Eerst, broeikasgassen worden gemeten volgens gedefinieerde "sectoren". Deze omvatten stationaire energie, vervoer, verspilling, industriële processen en productgebruik, en landbouw, bosbouw en ander landgebruik. Deze categorieën zijn een afkorting voor de complexe en uitgebreide systemen van infrastructuur, hulpbronnenstromen en menselijke activiteiten die broeikasgassen produceren.
Gemeentegrenzen sluiten vaak slecht aan bij deze systemen. De gegevens over de activiteit die nodig zijn om de emissies te berekenen, zijn vaak fragmentarisch of niet goed uitgelijnd op lokale schaal. Lokale overheden en gemeenschappen hebben zelden de bevoegdheid om direct in te grijpen en deze grotere systemen te veranderen.
Dus hoewel het protocol helpt om de aandacht te vestigen op lokale activiteiten en systemen die emissies veroorzaken, het veranderen van die systemen en activiteiten is meestal complexer.
Australische lokale overheden kunnen veel doen om de uitstoot van hun gemeenschap te verminderen. Krediet:Australische Local Government Climate Review 2018, CC BY
Tweede, de uitstoot van broeikasgassen wordt vertaald, door middel van een reeks eenvoudige vergelijkingen opgesteld door het IPCC, in een "kooldioxide-equivalent". Deze vergelijkingen vormen de basis voor het vergelijken, aggregatie en uitwisseling van broeikasgasemissies en verwijderingen van verschillende typen, op verschillende tijdstippen en op verschillende plaatsen.
Deze berekeningen zijn verstrengeld met de bewering dat "een ton koolstof overal hetzelfde is". Het vormt de basis voor gereguleerde en vrijwillige markten voor koolstofhandel.
Echter, er zijn problemen met deze veronderstelde uitwisselbaarheid.
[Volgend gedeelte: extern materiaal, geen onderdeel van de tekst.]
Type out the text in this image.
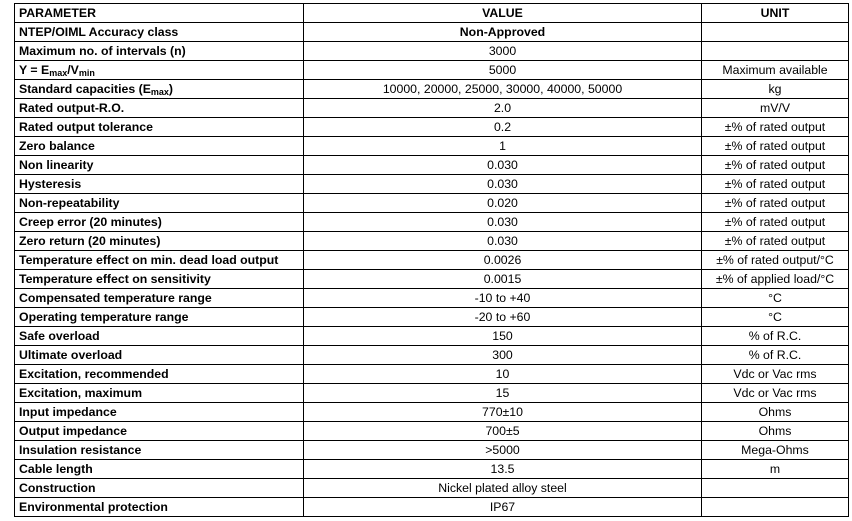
PARAMETER	VALUE	UNIT
NTEP/OIML Accuracy class	Non-Approved	
Maximum no. of intervals (n)	3000	
$Y = E_{max}/V_{min}$	5000	Maximum available
Standard capacities $(E_{max})$	10000, 20000, 25000, 30000, 40000, 50000	kg
Rated output-R.O.	2.0	mV/V
Rated output tolerance	0.2	±% of rated output
Zero balance	1	±% of rated output
Non linearity	0.030	±% of rated output
Hysteresis	0.030	±% of rated output
Non-repeatability	0.020	±% of rated output
Creep error (20 minutes)	0.030	±% of rated output
Zero return (20 minutes)	0.030	±% of rated output
Temperature effect on min. dead load output	0.0026	±% of rated output/°C
Temperature effect on sensitivity	0.0015	±% of applied load/°C
Compensated temperature range	-10 to +40	°C
Operating temperature range	-20 to +60	°C
Safe overload	150	% of R.C.
Ultimate overload	300	% of R.C.
Excitation, recommended	10	Vdc or Vac rms
Excitation, maximum	15	Vdc or Vac rms
Input impedance	770±10	Ohms
Output impedance	700±5	Ohms
Insulation resistance	>5000	Mega-Ohms
Cable length	13.5	m
Construction	Nickel plated alloy steel	
Environmental protection	IP67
Zoals Larry Lohmann stelt:
"Terwijl koolstofhandel vindingrijkheid stimuleert bij het uitvinden van meetbare 'equivalenten' tussen emissies van verschillende typen op verschillende plaatsen, het selecteert niet voor innovaties die een historisch traject kunnen initiëren of ondersteunen, weg van fossiele brandstoffen […]"
Lokale CO2-rekeningen zijn niet het hele antwoord
In totaal, het Greenhouse Gas Protocol ondersteunt de legitimiteit en versterkt de stem van lokale overheden en gemeenschappen in het mondiale klimaatbeheer.
Tegelijkertijd, het definiëren van emissies per gebied en sector weerspiegelt niet volledig de complexiteit van de infrastructuursystemen en menselijke activiteiten die emissies veroorzaken. Vooral, het protocol kan een framing van koolstof als uitwisselbaar goed versterken. Dit brengt het risico met zich mee dat keuzes over het verminderen of compenseren van emissies scheef kunnen zijn.
Zonder te suggereren dat er geen plaats is voor territoriale koolstofrekeningen, het is belangrijk om te erkennen dat de manier waarop we emissies meten, de mogelijkheden vormt voor hoe we ze kunnen beheren.
Alternatieve benaderingen zoals op consumptie gebaseerde rekeningen meten de uitstoot van broeikasgassen van wat wordt verbruikt door een persoon of binnen een gebied. Dit vestigt de aandacht op keuzes over wat we eten en wat we kopen, en aan de sociale normen en systemen van rijkdom, die moeilijker te zien zijn in territoriale rekeningen.
Het belangrijkste punt is dat geen enkele maatstaf voor broeikasgassen een definitief beeld kan bieden. Als aanvulling op het protocol, een aanvullende vraag die lokale overheden en gemeenschappen kunnen stellen bij het beheersen van broeikasgassen is:"Waar hebben we de macht om verandering teweeg te brengen, en waarom is die verandering belangrijk voor ons?"
Dit artikel is opnieuw gepubliceerd vanuit The Conversation onder een Creative Commons-licentie. Lees het originele artikel.